Çözüm Yerel Düzenlemelerde Saklı Olabilir 
Yaz ve kış saati uygulamalarının enerji tasarrufuna önemli faydası olmadığı farklı çalışmalar tarafından ortaya konmuş durumda. Mevsimlik saat düzenlemesi uygulamaları günümüzde dünyadaki ülkeler tarafından da terk ediliyor. Enerji tasarrufundaki etkisizliği bir yana, araştırmalarda saat düzenlemelerinin bireyler üzerinde olumsuz etkileri olduğu da gözlemleniyor. 

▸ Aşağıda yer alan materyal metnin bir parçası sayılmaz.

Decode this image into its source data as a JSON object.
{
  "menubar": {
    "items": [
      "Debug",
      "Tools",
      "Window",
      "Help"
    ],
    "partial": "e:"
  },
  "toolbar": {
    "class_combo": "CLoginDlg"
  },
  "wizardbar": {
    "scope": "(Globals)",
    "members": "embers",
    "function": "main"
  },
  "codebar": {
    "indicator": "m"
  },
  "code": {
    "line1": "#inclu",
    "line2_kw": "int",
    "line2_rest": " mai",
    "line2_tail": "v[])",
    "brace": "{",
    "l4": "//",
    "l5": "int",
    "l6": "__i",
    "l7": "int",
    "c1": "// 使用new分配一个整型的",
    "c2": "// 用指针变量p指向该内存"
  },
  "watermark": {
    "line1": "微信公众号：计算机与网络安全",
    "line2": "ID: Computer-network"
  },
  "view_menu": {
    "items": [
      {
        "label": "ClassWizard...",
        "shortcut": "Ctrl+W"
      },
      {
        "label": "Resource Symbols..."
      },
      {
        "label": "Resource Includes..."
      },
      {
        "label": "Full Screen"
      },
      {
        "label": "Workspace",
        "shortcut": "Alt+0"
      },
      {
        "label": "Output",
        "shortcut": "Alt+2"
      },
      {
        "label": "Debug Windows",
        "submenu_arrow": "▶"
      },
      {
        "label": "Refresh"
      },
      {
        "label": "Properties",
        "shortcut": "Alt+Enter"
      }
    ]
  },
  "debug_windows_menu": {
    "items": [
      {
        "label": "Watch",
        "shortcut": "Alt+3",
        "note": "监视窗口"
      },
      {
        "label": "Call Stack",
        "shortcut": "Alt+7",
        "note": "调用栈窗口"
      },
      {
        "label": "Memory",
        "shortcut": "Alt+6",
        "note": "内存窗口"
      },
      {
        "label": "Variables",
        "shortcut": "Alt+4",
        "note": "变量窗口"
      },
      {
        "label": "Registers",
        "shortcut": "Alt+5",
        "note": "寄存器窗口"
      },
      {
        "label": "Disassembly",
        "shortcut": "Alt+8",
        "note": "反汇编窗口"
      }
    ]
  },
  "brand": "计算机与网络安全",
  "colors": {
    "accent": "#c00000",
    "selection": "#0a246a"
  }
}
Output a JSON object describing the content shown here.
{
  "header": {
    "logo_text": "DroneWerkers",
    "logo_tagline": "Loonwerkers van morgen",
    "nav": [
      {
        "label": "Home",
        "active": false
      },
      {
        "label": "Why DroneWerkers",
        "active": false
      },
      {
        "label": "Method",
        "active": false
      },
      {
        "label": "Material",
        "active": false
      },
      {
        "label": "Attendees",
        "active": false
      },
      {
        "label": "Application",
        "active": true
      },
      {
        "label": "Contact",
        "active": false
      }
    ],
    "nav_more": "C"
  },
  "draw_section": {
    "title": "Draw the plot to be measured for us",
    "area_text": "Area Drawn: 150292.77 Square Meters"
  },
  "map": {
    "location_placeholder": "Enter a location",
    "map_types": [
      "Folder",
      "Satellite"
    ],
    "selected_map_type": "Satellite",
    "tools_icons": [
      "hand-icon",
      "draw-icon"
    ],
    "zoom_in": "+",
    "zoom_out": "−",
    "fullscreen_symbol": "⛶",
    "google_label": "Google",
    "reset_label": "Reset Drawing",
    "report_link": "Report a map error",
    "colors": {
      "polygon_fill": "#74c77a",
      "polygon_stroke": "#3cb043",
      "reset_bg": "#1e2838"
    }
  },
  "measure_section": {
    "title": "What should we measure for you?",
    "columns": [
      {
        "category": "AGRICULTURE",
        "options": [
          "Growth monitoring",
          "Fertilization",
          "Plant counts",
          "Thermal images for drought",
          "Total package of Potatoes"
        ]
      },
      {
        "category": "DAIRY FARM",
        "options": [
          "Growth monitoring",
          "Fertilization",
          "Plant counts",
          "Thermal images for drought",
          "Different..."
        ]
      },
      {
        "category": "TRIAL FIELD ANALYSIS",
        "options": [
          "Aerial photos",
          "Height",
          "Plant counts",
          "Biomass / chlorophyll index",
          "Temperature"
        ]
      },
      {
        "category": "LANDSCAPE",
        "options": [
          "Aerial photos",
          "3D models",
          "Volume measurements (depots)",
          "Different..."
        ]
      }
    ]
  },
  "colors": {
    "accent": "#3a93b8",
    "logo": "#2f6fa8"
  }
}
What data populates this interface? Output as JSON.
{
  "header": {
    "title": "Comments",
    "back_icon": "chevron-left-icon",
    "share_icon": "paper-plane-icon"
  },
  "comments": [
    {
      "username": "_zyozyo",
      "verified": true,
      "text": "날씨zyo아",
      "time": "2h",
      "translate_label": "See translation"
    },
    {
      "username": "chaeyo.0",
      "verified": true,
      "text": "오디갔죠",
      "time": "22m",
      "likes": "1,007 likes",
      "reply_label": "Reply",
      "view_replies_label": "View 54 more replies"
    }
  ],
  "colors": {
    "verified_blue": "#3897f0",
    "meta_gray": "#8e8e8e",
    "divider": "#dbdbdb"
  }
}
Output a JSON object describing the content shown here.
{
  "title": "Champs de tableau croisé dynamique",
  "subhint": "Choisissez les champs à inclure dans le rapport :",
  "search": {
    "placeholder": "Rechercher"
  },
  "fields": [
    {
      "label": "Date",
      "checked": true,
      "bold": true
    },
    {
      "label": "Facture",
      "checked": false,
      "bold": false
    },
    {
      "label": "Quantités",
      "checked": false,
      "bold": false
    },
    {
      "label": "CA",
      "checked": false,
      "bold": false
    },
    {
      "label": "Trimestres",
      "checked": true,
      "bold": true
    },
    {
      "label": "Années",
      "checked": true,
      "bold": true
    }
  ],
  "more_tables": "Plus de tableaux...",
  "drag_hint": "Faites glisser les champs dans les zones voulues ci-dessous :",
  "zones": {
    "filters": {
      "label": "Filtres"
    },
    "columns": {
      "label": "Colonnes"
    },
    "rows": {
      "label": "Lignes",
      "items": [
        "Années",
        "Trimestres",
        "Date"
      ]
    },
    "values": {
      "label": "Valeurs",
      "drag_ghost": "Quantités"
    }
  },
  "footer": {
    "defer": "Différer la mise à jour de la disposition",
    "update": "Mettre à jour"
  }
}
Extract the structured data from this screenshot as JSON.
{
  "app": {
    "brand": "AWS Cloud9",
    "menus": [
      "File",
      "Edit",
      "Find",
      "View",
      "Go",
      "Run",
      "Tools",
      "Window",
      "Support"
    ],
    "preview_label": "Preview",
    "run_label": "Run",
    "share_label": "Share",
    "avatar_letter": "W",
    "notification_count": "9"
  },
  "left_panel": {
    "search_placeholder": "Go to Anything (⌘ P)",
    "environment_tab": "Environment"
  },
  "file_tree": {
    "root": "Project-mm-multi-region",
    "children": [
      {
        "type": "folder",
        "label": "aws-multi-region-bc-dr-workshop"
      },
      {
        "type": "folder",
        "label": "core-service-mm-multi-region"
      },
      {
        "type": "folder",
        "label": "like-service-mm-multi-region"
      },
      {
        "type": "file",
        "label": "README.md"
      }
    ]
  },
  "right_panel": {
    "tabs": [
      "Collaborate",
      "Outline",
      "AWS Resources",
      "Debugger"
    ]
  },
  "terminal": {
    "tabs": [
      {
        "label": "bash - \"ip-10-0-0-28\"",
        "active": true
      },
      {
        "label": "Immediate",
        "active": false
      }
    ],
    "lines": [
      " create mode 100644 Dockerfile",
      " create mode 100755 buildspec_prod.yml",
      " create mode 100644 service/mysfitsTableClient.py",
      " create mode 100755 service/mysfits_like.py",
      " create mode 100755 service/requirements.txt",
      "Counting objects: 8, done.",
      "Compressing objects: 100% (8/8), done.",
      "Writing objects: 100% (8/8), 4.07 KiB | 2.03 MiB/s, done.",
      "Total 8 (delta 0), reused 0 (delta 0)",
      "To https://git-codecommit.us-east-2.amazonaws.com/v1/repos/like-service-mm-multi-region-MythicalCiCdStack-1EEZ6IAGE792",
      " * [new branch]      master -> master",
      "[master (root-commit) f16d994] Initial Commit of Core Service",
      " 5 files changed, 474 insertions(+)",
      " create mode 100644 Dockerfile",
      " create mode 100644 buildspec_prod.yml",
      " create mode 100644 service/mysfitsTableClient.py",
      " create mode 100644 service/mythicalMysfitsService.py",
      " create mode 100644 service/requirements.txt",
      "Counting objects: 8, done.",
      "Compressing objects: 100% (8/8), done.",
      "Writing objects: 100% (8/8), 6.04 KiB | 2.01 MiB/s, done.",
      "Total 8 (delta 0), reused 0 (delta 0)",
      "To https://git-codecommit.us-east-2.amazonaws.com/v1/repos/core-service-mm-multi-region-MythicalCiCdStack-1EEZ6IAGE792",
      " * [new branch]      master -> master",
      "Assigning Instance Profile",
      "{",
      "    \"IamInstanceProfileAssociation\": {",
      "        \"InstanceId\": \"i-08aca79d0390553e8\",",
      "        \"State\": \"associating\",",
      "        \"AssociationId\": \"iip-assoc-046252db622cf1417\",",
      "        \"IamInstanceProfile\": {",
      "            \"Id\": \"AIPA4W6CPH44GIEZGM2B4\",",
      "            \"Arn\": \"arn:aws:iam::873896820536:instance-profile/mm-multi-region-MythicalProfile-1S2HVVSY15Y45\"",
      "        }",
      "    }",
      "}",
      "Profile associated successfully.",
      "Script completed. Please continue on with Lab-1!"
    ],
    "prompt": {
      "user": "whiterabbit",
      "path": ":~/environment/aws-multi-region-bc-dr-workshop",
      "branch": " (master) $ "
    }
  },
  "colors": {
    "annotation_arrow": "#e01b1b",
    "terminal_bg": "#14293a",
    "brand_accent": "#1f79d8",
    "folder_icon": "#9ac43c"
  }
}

Türkiye için referans boylam değişikliği bir çözüm yolu olarak düşünülebilir. Referans boylamın 30. Doğu boylamı olarak belirlenmesi benzer dezavantajların doğudaki kentler için geçerli olması anlamına gelecektir. Türkiye’nin şu an için ikili bir saat dilimi kullanması da gerçekçi olmadığından avantaj dezavantaj terazisini daha yerel çözümlerle dengelemek en mantıklı yaklaşım gibi gözüküyor. Çin örneğinde ciddi saat farklarından ötürü ülkenin batı bölgeleri ve doğu bölgeleri çalışma saatleri açısından farklılık göstermektedir. Türkiye’de de güneş saati ve ulusal saat arasında yüksek farklılıkların olduğu yerlerde çalışma ve okul saatlerinde dönemsel yapılacak değişikliklikler gün ışığından yararlanmayı daha optimum hale getirebilir.